USPTO innerworkings

An inventor recently had an experience with the USPTO we thought would help shed light on just how bad things are for us there. In this instance the inventor had a case which had been pending for several years -more than 8. The case was taken up by the Board which affirmed all rejections of the Examiner while intentionally ignoring the arguments and evidence presented in the applicant’s briefs.  This reminds us of the experiences of laser inventor Gordon Gould with the PTO back in the 50’s-80’s. His story is recounted in N Taylor ‘s “Laser”. Here is a link to a Wiki post.

https://en.wikipedia.org/wiki/Gordon_Gould

“The legal battles continued, as the laser industry sought to not only prevent the Patent Office from issuing Gould’s remaining patents, but also to have the already-issued ones revoked. ”

As Taylor writes near page 246 in his book, it didn’t matter what Gould and his attorneys said, the PTO examiner always responded “Gould’s arguments are unpersuasive”. That type of PTO chicanery is still being practiced by the present PTO regime. So it gives every appearance the secret SAWS program at the PTO is alive and flourishing. Are large infringers still manipulating, directing and/or and influencing PTO management? The PTO has proven over decades that it cannot be trusted with determining patentability once a controversy has arisen. This is why we have separation of powers in the federal government -to provide independent oversight. To give any department or subdivision of government the power to both acknowledge and deny a property right is like a one legged dog -one in which the master will through outside influence peddling be forever in substantial question.

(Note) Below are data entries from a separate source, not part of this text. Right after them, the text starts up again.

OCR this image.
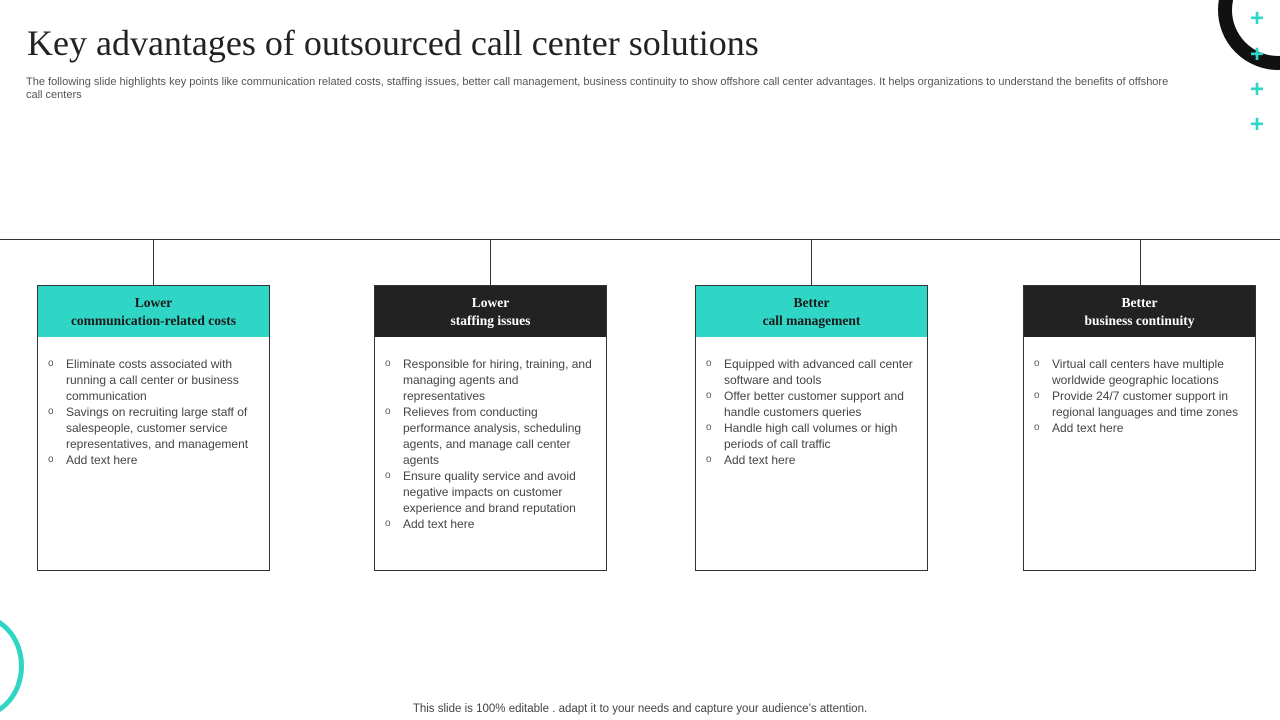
Key advantages of outsourced call center solutions

The following slide highlights key points like communication related costs, staffing issues, better call management, business continuity to show offshore call center advantages. It helps organizations to understand the benefits of offshore call centers

+
+
+
+
Lower
communication-related costs
o Eliminate costs associated with running a call center or business communication
o Savings on recruiting large staff of salespeople, customer service representatives, and management
o Add text here
Lower
staffing issues
o Responsible for hiring, training, and managing agents and representatives
o Relieves from conducting performance analysis, scheduling agents, and manage call center agents
o Ensure quality service and avoid negative impacts on customer experience and brand reputation
o Add text here
Better
call management
o Equipped with advanced call center software and tools
o Offer better customer support and handle customers queries
o Handle high call volumes or high periods of call traffic
o Add text here
Better
business continuity
o Virtual call centers have multiple worldwide geographic locations
o Provide 24/7 customer support in regional languages and time zones
o Add text here
This slide is 100% editable . adapt it to your needs and capture your audience’s attention.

In this present and recent administrations the office in select cases obstructs us from obtaining and enforcing our patents, forcing us to sue or go away quietly. Is it the Patent Office, or the Patent Rejection Office? Large multinationals obtain their patents routinely in under 2 years while our applications languish only to await eventual final rejection and trigger finger abandonment. But few inventors have the means to sue the PTO as did Gould so they are ground into dust. The behavior of these PTO administrations is not surprising when one considers that in recent history directors are frequently appointed who are former employees of large infringers (thieves). We have to ask, who are they working for? To give the PTO not only the power to award patents, but the power to revoke as with post issue administrative review is not only an egregious denial of our constitutionally recognized right to a trial by jury, but violates any separation of powers and is devoid of independent oversight. PTO post issue review MUST end.

Meanwhile, those same large infringers who appear to be pulling the strings at the PTO continue to ship more and more American jobs offshore. When they can’t export jobs they import workers.